Ai confini immediati dell’UE non si spegono la contesa territoriale tra Ucraina e Russia e la guerra civile in Siria e crescono le tensioni nei Balcani, in particolare nelle relazioni tra la Serbia e in Kosovo, senza dimenticare l’aggravarsi del conflitto israelo-palestinese.
Per l’UE l’anno che si sta concludendo sembrava essere stato propiziato da qualche buona notizia del 2017. Avevano sorriso alle prospettive di progresso per l’UE, nella primavera dell’anno scorso, i risultati delle elezioni in Olanda e in Francia, un po’ meno in autunno in Germania dove però Angela Merkel, seppure indebolita dal voto, era stata comunque confermata alla Cancelleria. 
Un segnale inquietante però era giunto a ottobre dall’Austria, con l’arrivo al governo di una coalizione di destra, con una forte componente di estrema destra eurofoba.
Il 2018 ha dato fiato alle politiche annunciate dal voto austriaco, cui ha fatto eco un crescendo di toni ostili al processo di integrazione europea da parte dei Paesi di Visegrad (Polonia, Ungheria, Slovacchia e Repubblica Ceca), amplificato oltre ogni attesa dall’esito del voto italiano del 4 marzo scorso.
Se a questo si aggiungono le turbolenze politiche in Gran Bretagna, intrappolata nell’azzardo di Brexit, le spinte autonomiste sempre presenti della Catalogna, i movimenti di segno razzista in Germania, la precipitosa caduta di consenso in Francia di Emmanuel Macron e il duro scontro, solo provvisoriamente sospeso, tra Roma e Bruxelles non dovrebbe stupire la semi-paralisi di cui è stata vittima l’UE in questo anno di disgrazie per il nostro continente.
La dichiarazione sottoscritta dal Consiglio europeo in occasione della celebrazione dei sessant’anni del Trattato di Roma, nel marzo del 2017, è rimasta una lista di buone intenzioni, logorate dalla ostinata litigiosità tra i governi degli Stati membri, veri responsabili delle mancate risposte ai problemi che conosce l’Europa, da quelli dei flussi migratori fino all’emergenza del cambiamento climatico.

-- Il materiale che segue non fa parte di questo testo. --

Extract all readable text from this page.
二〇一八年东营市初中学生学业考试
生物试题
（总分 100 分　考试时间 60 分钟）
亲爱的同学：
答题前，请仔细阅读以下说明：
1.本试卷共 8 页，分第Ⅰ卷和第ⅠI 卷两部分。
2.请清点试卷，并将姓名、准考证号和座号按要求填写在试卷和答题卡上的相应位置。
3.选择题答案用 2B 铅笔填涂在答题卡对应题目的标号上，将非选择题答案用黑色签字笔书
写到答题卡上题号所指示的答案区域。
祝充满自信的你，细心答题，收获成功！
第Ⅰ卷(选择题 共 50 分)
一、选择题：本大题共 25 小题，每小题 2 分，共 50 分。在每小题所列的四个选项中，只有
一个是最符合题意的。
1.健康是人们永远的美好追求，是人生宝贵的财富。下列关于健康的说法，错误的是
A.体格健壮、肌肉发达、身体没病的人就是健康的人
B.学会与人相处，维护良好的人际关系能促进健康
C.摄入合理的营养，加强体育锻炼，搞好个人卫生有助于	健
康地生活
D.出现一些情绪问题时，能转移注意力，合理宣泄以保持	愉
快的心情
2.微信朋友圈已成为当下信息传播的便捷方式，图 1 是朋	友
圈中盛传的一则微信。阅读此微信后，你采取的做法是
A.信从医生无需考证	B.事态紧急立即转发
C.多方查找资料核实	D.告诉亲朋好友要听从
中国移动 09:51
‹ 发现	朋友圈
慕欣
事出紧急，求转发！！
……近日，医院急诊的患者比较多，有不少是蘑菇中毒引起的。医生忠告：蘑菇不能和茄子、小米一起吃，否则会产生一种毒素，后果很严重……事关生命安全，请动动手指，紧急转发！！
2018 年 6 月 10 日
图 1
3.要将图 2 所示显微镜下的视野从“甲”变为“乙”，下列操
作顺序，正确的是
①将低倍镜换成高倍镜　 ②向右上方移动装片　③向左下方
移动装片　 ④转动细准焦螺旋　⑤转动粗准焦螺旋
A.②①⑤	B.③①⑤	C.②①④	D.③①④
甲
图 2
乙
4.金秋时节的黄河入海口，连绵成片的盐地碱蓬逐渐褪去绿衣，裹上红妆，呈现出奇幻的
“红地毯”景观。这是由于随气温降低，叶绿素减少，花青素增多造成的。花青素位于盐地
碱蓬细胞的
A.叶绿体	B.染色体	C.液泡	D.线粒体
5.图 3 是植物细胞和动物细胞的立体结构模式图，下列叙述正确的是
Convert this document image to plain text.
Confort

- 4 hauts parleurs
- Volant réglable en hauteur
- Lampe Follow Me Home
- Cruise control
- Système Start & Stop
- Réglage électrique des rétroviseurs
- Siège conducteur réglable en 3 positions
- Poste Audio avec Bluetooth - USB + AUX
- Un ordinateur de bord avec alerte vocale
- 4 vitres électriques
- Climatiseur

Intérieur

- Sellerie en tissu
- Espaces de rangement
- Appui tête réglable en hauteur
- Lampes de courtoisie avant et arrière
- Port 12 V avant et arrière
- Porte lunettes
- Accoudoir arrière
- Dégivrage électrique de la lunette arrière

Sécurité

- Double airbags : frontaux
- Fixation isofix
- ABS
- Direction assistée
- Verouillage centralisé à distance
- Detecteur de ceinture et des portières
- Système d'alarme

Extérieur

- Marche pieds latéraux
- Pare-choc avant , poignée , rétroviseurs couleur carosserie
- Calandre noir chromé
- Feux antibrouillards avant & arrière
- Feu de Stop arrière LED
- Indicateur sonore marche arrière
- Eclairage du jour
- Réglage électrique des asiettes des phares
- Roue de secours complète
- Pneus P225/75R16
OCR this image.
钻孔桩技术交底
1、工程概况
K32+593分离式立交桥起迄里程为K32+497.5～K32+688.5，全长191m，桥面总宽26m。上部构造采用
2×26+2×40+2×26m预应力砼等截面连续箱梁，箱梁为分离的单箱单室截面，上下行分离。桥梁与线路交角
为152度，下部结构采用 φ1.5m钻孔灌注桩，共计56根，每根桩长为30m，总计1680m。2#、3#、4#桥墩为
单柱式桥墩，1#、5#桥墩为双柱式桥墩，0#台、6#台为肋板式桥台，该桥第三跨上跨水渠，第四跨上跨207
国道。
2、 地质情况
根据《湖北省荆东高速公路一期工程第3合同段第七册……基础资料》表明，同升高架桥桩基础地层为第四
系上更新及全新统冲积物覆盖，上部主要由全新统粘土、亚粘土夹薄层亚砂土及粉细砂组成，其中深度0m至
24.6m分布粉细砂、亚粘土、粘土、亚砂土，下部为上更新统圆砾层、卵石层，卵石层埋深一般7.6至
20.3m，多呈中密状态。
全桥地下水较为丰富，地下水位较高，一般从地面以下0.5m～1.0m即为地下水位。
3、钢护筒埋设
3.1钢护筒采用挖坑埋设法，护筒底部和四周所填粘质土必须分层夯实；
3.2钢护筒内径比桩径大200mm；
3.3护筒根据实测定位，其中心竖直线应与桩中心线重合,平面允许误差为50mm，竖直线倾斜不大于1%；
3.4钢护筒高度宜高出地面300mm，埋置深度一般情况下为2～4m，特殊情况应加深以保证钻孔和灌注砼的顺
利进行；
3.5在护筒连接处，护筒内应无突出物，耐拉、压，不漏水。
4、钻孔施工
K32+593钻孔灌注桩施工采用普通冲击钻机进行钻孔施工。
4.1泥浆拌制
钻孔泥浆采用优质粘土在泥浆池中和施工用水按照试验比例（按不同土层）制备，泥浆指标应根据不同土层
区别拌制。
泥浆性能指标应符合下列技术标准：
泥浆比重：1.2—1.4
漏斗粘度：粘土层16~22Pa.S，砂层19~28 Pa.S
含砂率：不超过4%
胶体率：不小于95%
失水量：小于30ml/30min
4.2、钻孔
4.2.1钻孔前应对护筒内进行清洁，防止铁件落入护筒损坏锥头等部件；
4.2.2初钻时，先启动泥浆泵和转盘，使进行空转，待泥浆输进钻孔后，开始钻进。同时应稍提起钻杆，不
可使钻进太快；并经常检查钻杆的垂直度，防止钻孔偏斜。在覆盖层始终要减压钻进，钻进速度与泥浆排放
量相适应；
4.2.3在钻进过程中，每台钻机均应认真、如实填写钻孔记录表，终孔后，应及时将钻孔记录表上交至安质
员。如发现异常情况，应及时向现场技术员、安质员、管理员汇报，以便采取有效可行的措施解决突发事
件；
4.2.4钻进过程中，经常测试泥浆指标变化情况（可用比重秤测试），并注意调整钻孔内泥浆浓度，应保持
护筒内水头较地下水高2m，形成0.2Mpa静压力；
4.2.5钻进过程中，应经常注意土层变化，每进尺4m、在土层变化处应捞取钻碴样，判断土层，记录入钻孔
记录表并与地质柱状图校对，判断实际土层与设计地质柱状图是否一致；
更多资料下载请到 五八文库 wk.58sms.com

Non bisogna però neppure dimenticare la tenacia con la quale la Corte di Giustizia ha presidiato il rispetto del diritto e la Commissione la difesa della vita democratica in Paesi come la Polonia e l’Ungheria, dove anche l’opposizione comincia a farsi sentire, e la determinazione con cui la Banca centrale europea – e il suo Presidente Mario Draghi – ha contribuito alla tenuta dell’euro e dell’economia europea. 
Non è mancato nemmeno l’impegno del Parlamento europeo a stimolare passi avanti all’UE e a tenere vivo il confronto democratico in una stagione politica nella quale i Parlamenti nazionali rischiano l’irrilevanza (clamoroso il caso italiano), contrastata per quanto possibile dal dinamismo delle autonomie locali.
Ci separano adesso cinque mesi dalle elezioni europee di fine maggio 2019: una consultazione che potrebbe segnare in modo determinante il futuro dell’UE, non solo perché deciderà del ricambio di tutti i vertici delle Istituzioni europee, ma più ancora perché arbitrerà la dura contesa in corso tra un pericoloso ritorno al passato delle sovranità nazionali e l’apertura verso un futuro di dialogo multiculturale tra popoli chiamati a convivere serenamente e di negoziati multilaterali tra Stati obbligati a cooperare se vogliono salvaguardare la pace in Europa e nel mondo.
Sarà una scelta tra apertura e chiusura, tra passato e futuro, tra democrazia e involuzioni autoritarie, tra autarchia e libero scambio. 
Soprattutto sarà una scelta tra orizzonti di pace e tempeste di guerre. Non è il momento di esitare, sicuramente è proibito sbagliare.